For Marshall, the film traded on his staid, British image, requiring him to look on in consternation as his daughter tried to take over his life. Although he had proven quite adept at playing a romantic scoundrel in Trouble in Paradise (1932), in which he tried to seduce female tycoon Kay Francis to steal her jewels, he was increasingly finding himself cast as understanding husbands looking on in consternation as their wives flirted with indiscretion or the reliable man the leading lady dumps to be with some more exciting male star. He had taken back an almost cheating Greta Garbo in The Painted Veil (1934), nobly lost Merle Oberon to Fredric March in The Dark Angel (1935) and waited patiently as Katharine Hepburn worked out an illicit relationship with Van Heflin in his previous RKO film that year, A Woman Rebels (1936). He would eventually get to play beleaguered father of the original Little Miss Fix It, Temple, in Kathleen (1941), MGM's attempt to resuscitate the child star's fading career.

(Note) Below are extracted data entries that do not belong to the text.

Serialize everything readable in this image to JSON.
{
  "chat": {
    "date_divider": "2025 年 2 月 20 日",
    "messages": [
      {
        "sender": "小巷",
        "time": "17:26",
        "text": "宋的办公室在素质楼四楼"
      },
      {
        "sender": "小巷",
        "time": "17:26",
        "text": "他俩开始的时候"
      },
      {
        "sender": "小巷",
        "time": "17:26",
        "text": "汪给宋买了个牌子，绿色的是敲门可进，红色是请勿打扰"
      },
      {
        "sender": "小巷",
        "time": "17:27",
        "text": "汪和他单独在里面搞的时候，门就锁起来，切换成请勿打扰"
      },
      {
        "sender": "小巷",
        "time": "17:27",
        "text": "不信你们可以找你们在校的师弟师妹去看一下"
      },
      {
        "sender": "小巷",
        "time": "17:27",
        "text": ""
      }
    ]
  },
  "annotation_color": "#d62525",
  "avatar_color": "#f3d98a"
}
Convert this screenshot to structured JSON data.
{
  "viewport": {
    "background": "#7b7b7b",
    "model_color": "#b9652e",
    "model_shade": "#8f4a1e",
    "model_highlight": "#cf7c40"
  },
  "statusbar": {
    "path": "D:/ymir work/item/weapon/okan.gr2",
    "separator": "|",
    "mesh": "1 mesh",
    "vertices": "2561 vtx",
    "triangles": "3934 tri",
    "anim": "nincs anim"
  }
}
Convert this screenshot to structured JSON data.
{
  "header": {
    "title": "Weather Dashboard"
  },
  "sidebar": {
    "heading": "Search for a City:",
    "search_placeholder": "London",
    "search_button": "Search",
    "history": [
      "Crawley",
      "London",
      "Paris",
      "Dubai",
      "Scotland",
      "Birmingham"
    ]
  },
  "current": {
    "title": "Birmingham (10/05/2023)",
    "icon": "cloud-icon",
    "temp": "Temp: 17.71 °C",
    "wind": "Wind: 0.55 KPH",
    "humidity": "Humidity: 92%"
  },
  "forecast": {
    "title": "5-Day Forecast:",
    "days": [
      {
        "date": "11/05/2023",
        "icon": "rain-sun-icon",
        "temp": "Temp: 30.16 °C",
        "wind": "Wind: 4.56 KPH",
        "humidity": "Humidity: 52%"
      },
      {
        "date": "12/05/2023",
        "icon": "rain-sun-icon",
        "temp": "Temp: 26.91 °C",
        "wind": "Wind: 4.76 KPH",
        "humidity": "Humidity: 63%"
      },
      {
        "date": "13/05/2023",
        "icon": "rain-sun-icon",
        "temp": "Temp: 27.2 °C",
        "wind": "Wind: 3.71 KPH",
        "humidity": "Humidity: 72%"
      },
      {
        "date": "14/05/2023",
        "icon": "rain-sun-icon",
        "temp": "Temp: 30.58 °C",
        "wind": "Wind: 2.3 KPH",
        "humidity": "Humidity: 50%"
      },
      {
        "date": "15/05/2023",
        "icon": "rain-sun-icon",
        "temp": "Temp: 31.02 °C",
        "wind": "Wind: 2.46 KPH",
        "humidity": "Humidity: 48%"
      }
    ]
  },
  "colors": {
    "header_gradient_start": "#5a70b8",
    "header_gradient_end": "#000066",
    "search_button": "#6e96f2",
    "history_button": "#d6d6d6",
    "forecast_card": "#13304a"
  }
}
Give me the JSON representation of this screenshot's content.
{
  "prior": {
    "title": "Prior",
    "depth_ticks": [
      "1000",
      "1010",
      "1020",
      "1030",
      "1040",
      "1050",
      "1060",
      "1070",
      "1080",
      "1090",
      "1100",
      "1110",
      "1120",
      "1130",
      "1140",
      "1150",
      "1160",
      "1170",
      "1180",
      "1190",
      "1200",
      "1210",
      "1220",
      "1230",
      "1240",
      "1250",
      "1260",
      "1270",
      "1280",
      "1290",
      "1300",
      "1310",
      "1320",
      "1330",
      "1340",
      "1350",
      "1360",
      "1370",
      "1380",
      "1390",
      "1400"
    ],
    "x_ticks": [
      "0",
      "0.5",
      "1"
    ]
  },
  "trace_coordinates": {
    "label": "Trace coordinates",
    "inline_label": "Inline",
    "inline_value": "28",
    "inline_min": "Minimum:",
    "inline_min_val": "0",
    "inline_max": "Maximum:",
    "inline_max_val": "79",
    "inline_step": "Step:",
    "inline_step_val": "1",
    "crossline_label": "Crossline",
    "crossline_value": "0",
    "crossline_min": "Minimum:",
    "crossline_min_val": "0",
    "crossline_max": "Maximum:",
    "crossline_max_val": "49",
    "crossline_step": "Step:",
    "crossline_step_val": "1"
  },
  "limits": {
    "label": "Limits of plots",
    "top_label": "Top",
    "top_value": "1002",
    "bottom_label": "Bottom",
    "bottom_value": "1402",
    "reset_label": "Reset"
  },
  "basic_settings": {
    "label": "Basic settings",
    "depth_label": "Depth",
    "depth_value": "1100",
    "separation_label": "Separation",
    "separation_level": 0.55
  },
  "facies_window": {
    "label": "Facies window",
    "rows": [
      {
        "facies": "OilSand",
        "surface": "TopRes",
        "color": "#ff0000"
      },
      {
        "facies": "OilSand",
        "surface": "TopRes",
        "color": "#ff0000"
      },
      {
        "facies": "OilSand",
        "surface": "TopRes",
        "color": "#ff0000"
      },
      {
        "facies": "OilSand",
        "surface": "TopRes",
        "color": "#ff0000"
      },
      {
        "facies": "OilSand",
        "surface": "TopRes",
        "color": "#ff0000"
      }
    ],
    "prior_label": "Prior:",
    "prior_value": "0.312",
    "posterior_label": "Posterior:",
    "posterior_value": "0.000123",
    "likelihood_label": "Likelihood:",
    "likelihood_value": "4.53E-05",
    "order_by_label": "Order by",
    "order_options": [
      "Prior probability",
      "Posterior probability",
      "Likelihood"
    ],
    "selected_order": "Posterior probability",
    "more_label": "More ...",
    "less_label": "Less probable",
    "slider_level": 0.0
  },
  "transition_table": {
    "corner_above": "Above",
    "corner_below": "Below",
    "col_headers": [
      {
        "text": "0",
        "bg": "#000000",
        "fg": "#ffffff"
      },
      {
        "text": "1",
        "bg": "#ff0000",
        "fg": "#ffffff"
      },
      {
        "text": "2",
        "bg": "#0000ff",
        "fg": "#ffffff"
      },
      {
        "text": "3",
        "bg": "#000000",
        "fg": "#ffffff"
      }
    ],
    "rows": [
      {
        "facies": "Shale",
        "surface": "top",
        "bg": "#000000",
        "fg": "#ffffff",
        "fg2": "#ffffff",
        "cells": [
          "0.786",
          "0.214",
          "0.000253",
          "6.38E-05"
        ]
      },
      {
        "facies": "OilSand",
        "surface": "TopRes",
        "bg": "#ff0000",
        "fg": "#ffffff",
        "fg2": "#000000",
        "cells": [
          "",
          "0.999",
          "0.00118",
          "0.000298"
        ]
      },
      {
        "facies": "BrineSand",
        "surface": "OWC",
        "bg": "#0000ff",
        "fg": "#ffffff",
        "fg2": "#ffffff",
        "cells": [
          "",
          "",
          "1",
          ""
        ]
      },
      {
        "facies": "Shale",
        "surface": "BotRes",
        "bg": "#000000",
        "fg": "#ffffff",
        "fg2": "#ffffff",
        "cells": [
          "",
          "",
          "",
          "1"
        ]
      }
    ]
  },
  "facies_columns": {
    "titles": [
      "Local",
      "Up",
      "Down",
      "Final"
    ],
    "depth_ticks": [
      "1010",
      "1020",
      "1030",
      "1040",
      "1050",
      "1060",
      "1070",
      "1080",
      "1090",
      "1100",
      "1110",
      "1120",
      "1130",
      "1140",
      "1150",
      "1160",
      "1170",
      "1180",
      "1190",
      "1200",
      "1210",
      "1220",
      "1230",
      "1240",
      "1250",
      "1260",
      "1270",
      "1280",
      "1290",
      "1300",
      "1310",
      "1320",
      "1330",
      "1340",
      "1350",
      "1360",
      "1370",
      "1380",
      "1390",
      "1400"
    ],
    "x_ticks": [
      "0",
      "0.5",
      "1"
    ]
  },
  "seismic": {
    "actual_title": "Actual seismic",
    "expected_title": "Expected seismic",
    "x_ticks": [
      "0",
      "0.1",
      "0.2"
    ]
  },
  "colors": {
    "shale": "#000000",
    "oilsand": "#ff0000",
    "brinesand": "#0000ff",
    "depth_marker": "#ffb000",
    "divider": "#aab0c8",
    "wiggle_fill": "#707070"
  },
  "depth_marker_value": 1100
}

His love interests in Make Way for a Lady were two memorable blondes, British actress Grahame and Paramount contract player Michael. Grahame had become a star in her native England, where she was seen as their answer to Jean Harlow. She was even nicknamed "The Aluminum Blonde." She was that country's highest paid star, which brought her to Hollywood, where she never achieved the same level of popularity. She only had one great role there, as Victor McLaglen's love interest in The Informer (1935). Michael was Paramount's specialist in the kind of tough blonde roles played by Gladys George at MGM and Joan Blondell and Glenda Farrell at Warner Bros. Most of those were supporting characters, like the tough singer who warbles "Sweet Marijuana" then becomes the victim of Murder at the Vanities (1934), but she could class it up for leading roles in lower-budget films, as when she played society jewel thief Sophie Lang in a trio of B movies. Make Way for a Lady was the last of three films teaming her with Marshall, all in 1936. They were lovers reunited when they spy for enemy countries during World War I in Till We Meet Again and dueling spouses on the wrong side of the law in Forgotten Faces, both made for Paramount. That they never worked together again is probably a result of her career's decline as changing tastes and her own drinking led to less prestigious projects while Marshall continued in top films, albeit in character roles.
Producer: Zion Myers
Director: David Burton
Screenplay: Gertrude Purcell
Based on the novel Daddy and I by Elizabeth Jordan
Cinematography: David Abel
Score: Roy Webb
Cast: Herbert Marshall (Christopher "Chris" Drew), Anne Shirley (June Drew), Gertrude Michael (Miss Eleanor Emerson), Margot Grahame (Valerie Broughton), Taylor Holmes (George Terry), Clara Blandick (Mrs. Dell), Willie Best (William Townley)
By Frank Miller
Make Way for A Lady -
The working title for this film was Daddy and I. According to Motion Picture Herald's "In the Studio Cutting Room," Richard Carle was a cast member, but his participation in the final film has not been confirmed.